Alors que le complexe militaro-financier revient en force à Washington, les présidents Xi Jinping et Vladimir Poutine ont utilisé leur tribune au Forum de Davos pour mettre en garde contre les conséquences d’une « nouvelle guerre froide ». Et, signe que les vents changent, même Angela Merkel a abondé dans leur sens…

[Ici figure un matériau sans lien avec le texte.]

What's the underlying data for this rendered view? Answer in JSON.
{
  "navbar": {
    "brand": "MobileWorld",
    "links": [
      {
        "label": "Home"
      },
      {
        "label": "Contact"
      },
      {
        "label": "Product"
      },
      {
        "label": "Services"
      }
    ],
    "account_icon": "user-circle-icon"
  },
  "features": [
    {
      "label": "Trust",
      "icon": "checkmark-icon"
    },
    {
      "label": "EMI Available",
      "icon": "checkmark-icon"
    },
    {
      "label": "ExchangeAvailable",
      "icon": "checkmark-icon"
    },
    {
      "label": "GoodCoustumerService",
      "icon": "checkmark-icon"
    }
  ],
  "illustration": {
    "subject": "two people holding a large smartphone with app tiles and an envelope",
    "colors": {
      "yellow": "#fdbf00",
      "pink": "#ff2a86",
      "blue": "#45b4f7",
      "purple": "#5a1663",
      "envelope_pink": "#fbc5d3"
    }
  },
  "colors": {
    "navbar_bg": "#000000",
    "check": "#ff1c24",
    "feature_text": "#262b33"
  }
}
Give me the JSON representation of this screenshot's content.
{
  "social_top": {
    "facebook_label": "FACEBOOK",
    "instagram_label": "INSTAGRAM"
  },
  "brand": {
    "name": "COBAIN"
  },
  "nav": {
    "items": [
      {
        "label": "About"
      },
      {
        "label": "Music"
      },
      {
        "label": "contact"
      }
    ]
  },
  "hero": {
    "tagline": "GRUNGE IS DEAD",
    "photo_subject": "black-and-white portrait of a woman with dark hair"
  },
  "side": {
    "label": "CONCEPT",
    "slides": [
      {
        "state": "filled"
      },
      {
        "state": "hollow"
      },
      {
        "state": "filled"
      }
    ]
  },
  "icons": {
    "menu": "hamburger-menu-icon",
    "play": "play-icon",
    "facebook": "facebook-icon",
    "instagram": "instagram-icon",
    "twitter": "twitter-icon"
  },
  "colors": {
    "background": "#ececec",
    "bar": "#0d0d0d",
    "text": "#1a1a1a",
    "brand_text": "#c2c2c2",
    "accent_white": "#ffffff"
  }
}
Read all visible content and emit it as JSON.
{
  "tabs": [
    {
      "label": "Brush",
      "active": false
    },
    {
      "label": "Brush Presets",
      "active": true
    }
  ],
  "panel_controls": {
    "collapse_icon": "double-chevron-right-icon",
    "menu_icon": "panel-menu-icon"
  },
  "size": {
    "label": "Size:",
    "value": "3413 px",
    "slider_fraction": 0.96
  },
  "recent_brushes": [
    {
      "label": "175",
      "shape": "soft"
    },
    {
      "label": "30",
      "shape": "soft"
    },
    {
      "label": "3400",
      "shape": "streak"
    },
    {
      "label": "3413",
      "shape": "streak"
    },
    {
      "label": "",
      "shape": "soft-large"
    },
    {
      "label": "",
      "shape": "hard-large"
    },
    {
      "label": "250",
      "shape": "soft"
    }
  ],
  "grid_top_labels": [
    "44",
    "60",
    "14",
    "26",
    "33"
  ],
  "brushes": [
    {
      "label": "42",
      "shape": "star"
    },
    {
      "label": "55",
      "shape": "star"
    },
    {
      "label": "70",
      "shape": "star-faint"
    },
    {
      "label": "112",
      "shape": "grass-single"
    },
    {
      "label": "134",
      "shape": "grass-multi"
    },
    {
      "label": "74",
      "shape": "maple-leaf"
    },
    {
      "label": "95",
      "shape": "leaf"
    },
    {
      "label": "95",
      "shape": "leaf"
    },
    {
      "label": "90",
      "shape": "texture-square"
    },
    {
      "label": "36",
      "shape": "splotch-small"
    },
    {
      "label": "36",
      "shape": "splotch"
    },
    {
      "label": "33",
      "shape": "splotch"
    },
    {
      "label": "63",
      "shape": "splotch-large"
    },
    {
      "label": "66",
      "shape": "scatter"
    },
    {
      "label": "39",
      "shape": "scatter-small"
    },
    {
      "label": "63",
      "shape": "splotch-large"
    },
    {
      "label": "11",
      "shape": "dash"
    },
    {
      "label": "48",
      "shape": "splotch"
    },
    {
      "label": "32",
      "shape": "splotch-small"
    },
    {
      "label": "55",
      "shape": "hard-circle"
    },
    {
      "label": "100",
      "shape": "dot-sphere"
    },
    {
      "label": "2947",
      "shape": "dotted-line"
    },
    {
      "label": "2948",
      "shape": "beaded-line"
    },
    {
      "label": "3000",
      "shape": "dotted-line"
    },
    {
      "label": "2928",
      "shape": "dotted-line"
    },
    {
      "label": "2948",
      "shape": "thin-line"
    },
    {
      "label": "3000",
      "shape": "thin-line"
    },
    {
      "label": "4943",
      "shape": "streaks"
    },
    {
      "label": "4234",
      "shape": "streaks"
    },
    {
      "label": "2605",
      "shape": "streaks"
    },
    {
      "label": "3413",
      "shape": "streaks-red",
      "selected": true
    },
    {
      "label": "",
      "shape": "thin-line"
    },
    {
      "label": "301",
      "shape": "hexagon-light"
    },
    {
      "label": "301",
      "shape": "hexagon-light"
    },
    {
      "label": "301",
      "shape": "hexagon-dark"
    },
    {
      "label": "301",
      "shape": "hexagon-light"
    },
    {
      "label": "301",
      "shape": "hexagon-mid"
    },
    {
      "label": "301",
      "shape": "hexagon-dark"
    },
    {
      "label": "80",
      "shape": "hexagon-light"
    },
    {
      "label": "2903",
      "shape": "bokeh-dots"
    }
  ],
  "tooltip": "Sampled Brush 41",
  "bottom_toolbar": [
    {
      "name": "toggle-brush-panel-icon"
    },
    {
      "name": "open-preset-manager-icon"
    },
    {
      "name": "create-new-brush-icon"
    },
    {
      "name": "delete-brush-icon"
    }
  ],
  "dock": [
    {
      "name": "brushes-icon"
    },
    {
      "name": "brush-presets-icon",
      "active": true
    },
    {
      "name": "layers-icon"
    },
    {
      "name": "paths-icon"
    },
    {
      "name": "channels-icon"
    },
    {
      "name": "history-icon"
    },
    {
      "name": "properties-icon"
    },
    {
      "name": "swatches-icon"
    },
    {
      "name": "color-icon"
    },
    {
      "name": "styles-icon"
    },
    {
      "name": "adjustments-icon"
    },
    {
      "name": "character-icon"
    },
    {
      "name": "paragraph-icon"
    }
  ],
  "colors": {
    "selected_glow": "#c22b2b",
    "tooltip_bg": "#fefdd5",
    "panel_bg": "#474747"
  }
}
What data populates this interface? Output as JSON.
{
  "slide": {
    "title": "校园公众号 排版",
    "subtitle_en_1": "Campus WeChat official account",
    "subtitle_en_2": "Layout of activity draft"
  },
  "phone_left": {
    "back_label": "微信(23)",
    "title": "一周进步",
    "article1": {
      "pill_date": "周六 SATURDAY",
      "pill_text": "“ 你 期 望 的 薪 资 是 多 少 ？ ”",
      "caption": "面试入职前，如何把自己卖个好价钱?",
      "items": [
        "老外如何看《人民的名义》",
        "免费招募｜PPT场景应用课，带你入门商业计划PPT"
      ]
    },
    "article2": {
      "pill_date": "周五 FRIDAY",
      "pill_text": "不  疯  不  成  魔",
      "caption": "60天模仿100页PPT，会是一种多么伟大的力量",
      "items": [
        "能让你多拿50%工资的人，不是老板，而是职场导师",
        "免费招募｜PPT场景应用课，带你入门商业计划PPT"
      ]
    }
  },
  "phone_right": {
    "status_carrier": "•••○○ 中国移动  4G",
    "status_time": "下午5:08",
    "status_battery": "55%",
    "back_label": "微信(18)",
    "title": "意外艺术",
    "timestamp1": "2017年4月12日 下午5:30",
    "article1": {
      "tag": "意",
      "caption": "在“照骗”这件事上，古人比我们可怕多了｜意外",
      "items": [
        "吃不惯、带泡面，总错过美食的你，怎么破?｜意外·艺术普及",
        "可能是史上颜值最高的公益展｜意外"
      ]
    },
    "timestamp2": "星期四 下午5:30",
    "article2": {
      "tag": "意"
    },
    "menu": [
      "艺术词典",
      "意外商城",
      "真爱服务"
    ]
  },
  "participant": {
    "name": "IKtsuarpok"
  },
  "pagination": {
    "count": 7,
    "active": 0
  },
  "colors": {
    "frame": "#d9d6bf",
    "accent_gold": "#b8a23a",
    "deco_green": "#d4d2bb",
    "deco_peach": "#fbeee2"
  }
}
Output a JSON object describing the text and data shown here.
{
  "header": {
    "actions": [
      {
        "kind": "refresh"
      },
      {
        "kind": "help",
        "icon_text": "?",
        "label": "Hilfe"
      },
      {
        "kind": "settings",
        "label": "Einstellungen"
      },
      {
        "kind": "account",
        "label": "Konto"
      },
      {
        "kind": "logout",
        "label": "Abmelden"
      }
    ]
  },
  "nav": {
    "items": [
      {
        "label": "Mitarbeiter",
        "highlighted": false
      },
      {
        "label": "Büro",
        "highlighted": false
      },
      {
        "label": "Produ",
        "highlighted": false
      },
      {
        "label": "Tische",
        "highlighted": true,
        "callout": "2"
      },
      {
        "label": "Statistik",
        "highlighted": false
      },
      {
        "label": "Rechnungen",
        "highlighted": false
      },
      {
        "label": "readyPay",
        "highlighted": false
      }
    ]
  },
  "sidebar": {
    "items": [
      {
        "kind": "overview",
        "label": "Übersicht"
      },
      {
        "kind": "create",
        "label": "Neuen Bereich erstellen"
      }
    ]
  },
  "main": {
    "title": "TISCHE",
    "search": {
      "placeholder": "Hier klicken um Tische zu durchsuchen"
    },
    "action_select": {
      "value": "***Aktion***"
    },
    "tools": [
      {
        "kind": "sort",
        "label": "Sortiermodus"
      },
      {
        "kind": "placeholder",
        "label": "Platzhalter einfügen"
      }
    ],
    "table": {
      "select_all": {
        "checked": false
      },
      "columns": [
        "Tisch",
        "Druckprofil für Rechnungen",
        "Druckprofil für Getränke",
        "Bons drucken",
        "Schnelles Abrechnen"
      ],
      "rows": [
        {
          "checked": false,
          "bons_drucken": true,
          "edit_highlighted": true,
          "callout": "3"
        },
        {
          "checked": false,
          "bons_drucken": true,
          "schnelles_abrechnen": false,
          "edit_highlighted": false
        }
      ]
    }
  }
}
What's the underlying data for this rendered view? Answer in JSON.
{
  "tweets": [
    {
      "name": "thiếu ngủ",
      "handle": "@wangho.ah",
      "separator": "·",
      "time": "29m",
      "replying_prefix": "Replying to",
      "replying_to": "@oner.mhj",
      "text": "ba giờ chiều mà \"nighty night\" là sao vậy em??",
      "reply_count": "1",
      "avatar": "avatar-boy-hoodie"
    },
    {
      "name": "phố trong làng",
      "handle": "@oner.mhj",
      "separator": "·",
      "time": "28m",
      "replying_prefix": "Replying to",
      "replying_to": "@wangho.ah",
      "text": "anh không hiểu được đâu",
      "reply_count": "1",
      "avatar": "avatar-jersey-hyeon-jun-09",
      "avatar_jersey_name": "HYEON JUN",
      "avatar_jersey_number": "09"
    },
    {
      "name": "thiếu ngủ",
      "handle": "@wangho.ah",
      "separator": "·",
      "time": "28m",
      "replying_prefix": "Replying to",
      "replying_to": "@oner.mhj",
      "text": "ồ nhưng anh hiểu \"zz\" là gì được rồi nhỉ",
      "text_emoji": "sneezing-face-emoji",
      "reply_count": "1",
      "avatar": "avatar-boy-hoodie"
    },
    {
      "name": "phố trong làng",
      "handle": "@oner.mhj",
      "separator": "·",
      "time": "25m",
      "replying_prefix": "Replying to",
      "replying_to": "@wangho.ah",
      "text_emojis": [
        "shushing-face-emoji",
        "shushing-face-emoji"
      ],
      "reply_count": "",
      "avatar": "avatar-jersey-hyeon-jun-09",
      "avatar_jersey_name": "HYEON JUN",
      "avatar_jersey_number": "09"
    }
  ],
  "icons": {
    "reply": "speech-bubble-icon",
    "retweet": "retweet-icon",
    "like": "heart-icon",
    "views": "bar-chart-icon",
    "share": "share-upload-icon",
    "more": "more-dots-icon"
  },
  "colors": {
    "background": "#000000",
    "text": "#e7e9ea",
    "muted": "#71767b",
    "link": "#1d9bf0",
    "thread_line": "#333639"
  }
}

Le Forum économique mondial de Davos (WEF) se tient virtuellement du 25 au 29 janvier, sur le thème du « Great Reset » — c’est-à-dire la « grande réinitialisation ». Et, alors que les intérêts financiers crapuleux de Wall Street et de la City de Londres espèrent s’y refaire une virginité en mettant au « vert » l’économie (sous contrôle monétaire des banques centrales et sous contrôle social des GAFAM), les présidents chinois et russe ont opéré une véritable prise de judo et ramené un principe de réalité. Evoquant la faillite du modèle néolibéral, le danger de conflit qui en découle, ils ont tous deux souligné la nécessité d’apaiser les tensions et de se retrouver autour d’une même table pour faire face ensemble aux grands défis actuels.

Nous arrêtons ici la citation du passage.